Fish Keeping – Maintaining a Healthy Fish TankPetmania Pet Care Advisor
Maintaining a Healthy Fish Tank
Your fish are entirely reliant on you to ensure that the space in which they live is managed to ensure their ongoing health and wellbeing. Maintaining the health of your fish will require a regular water-health care routine which will sustain and support a safe underwater home for your fish. In this blog post we talk a little more about what that entails.
While fish-keeping is an addictive hobby; as with all pets, a healthy fish tank and caring for your fish requires commitment, a little bit of science, and regular cleaning.
Your fish need properly balanced water to remain healthy. This means their water needs to have a stable pH and be free of the harmful toxins (ammonia, nitrite and nitrate) which their waste creates.

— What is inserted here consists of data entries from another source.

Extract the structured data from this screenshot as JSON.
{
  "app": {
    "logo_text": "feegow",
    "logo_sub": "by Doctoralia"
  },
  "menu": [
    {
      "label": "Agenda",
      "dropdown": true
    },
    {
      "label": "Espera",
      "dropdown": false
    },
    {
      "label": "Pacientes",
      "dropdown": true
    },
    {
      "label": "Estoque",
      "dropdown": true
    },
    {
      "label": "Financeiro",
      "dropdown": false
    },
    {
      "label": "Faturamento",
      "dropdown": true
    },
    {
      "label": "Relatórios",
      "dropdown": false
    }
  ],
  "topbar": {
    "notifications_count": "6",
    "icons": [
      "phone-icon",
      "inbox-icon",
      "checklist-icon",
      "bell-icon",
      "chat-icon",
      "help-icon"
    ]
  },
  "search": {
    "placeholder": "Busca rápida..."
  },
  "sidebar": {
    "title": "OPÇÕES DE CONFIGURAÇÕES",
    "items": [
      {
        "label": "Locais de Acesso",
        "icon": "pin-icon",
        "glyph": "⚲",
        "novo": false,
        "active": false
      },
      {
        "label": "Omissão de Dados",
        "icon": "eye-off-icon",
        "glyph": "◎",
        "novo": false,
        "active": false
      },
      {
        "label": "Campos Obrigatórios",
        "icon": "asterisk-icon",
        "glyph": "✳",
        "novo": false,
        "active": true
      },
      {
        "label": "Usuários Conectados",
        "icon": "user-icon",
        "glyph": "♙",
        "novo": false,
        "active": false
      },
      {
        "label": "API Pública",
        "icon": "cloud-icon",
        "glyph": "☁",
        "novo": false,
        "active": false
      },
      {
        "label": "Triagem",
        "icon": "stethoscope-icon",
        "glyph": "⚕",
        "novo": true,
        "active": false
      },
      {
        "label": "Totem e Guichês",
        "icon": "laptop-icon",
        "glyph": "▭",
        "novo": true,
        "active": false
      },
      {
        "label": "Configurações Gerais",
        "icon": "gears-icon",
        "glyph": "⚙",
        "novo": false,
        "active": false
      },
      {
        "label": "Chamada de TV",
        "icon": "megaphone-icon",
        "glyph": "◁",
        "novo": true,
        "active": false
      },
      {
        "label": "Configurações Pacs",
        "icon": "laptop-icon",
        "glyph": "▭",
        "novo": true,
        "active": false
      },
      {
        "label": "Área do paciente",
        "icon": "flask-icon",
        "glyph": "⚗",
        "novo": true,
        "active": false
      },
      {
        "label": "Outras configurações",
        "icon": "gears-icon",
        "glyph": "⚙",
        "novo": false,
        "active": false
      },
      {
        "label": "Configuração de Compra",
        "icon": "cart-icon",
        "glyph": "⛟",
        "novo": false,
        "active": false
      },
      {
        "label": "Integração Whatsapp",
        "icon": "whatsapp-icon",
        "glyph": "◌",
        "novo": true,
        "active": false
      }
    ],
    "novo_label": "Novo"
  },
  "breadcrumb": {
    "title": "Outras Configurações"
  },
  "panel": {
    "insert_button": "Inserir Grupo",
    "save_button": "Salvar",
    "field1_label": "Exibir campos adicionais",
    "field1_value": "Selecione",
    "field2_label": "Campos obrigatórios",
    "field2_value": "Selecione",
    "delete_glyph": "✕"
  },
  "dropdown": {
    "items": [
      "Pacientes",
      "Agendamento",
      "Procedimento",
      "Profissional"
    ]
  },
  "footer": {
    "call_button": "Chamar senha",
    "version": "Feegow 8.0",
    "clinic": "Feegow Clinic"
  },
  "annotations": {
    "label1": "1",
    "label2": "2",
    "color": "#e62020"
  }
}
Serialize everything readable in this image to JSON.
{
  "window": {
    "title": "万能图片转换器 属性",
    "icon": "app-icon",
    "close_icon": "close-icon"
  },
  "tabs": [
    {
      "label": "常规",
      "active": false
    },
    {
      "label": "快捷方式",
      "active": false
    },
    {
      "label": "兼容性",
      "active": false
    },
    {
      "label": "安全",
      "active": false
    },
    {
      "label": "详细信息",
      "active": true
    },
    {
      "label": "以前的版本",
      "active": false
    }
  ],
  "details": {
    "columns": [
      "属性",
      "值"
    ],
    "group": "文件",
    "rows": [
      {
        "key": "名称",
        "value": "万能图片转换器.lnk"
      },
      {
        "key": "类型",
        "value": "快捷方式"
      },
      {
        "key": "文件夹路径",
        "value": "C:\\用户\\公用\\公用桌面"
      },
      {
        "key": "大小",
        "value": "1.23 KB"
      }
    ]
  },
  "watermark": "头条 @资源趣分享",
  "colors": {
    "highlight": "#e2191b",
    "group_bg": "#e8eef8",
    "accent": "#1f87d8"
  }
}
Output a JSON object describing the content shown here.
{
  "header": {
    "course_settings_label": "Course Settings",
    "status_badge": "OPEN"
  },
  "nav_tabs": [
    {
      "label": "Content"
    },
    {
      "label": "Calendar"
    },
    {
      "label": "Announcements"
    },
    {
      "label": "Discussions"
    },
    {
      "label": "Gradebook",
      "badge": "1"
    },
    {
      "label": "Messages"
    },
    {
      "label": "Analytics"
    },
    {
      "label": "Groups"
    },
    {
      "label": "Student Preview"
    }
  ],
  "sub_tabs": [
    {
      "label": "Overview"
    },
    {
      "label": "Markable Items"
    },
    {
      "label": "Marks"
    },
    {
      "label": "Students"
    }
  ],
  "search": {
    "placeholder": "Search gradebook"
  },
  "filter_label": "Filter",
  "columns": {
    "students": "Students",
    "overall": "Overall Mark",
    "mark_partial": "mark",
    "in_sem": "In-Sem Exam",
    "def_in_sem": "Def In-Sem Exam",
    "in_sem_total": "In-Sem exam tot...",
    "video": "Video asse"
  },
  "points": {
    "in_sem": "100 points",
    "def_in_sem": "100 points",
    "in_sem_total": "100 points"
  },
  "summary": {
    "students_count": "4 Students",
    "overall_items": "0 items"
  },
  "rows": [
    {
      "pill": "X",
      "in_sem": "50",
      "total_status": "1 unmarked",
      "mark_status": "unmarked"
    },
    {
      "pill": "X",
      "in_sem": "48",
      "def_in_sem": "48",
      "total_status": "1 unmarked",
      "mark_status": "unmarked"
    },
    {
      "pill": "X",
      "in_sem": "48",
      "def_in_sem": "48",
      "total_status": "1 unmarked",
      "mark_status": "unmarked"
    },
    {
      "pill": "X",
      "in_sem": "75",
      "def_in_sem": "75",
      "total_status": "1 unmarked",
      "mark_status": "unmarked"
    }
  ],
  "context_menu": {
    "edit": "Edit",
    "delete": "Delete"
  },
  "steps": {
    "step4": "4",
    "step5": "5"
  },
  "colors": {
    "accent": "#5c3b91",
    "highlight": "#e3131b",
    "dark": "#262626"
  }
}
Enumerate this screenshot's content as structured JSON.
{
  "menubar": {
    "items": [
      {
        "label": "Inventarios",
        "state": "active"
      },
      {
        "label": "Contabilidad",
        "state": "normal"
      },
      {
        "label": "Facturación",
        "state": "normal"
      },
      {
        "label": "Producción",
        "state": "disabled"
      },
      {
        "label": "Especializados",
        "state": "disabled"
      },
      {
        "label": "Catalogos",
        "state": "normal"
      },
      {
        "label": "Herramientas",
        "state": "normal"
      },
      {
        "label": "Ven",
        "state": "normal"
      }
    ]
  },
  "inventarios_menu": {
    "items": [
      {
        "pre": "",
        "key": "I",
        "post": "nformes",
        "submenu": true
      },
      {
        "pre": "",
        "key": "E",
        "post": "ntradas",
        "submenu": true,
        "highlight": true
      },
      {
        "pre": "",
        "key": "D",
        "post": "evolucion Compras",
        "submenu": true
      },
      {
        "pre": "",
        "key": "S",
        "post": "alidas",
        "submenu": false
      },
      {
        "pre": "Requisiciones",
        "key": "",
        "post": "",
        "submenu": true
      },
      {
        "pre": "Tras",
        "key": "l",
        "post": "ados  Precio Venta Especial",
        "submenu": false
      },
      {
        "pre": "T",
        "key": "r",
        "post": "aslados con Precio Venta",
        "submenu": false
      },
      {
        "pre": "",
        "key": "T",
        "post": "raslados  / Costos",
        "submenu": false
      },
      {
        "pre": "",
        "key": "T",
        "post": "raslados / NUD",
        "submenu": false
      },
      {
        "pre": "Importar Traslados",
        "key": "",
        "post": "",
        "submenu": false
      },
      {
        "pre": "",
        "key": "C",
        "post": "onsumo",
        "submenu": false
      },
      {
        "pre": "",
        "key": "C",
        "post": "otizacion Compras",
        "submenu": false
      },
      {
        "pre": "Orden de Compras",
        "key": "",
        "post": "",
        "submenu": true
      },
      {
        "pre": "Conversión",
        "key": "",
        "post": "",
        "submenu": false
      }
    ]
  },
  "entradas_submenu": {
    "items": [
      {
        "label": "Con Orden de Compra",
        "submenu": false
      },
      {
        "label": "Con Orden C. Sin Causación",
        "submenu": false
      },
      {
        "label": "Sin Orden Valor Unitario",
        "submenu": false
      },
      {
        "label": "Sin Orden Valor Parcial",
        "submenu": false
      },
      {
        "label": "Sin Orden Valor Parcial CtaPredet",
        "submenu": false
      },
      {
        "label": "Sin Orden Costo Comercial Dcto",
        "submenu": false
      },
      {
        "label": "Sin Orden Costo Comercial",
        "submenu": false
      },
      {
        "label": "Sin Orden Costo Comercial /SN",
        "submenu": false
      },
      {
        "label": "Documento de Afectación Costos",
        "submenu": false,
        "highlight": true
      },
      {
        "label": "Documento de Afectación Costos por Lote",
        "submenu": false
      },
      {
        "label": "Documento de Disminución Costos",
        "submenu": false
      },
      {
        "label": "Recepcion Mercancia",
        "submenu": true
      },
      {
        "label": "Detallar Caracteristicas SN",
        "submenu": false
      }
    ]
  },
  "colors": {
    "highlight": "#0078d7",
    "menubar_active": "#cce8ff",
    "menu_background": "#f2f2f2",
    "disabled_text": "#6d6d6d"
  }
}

- Regular cleaning and the correct filtration system will help to retain this balance
- Clean the gravel weekly using a gravel vacuum
- Remove algae from glass or ornaments using an algae scraper
- Carry out a simple pH test once a week
- Change 20% of the water in your tropical or coldwater tank, or 10% of the saltwater in your marine tank, each week
- Only use water from your tank to wash filter sponge, never tap water
- Never use detergent to clean your tank or ornaments
Introducing New Fish
Any changes to your fish’s habitat will cause changes in the water chemistry which need to be carefully managed. If introducing new fish or plants to your tank, in order to manage the in-tank toxin levels and keep the water safe for your fish, it is important to only add a few new fish at a time; to allow the tank’s bio load to adjust.
Remember also to:
- Test toxin levels before and after introducing new fish or plants
- Always follow correct acclimatisation procedures
When introducing new fish to your fish tank; you will need to allow the fish to acclimatise to its new environment slowly. Because of their sensitivity to pH, specific gravity and changes in water chemistry, marine fish and invertebrates need a slightly different acclimatisation procedure than freshwater fish. By following these simple steps you will be helping your fish to settle into their new home.
- Gently empty the contents of your fish bag (including the fish) into a clean bucket
- Add 1 cup of water from your fish tank directly into the bucket
- Repeat step 2 every ten minutes for an hour
- After an hour, your fish will be ready to be added to your new tank, so using a net, gently place your fish in
- Do not feed your fish on their first day in your tank. Instead, allow them 24 hours to settle in.
Keeping Your Fish Healthy
If you don’t have filter in your goldfish bowl, you should thoroughly clean your fish bowl every week. It is also important to have a net on hand to scoop out feces or leftover food each day, to prevent this waste causing your tank’s pH levels to spike, which will be detrimental to your fish’s health.
How to change the water in your Goldfish Bowl:
- Catch your fish with a small net and place it in a smaller bowl full of room-temperature water from the your fishbowl.
- Empty the original fishbowl into the sink. Catch any rocks or other objects in a strainer.
- Rinse the bowl thoroughly with hot water, scrubbing the sides with a paper towel, if needed.
- Pour out the dirty water, and repeat with more hot water. This will help kill germs and bacteria.
- Clean your bowl using a fish-safe cleaner designed specifically for gold-fish bowls. Never use soap or detergent when washing a fishbowl.
- Rinse the bowl out thoroughly with cold water.
- Run cold water over the objects in the strainer (gravel, plastic plants) until they are clean. After that, return them to the bowl.
- Refill the bowl and let the new water sit for 24 hours to allow the chlorine in the tap water to evaporate and to bring the water to room temperature.
- Now you can return your fish to the bowl, along with the original water that you have kept them in overnight.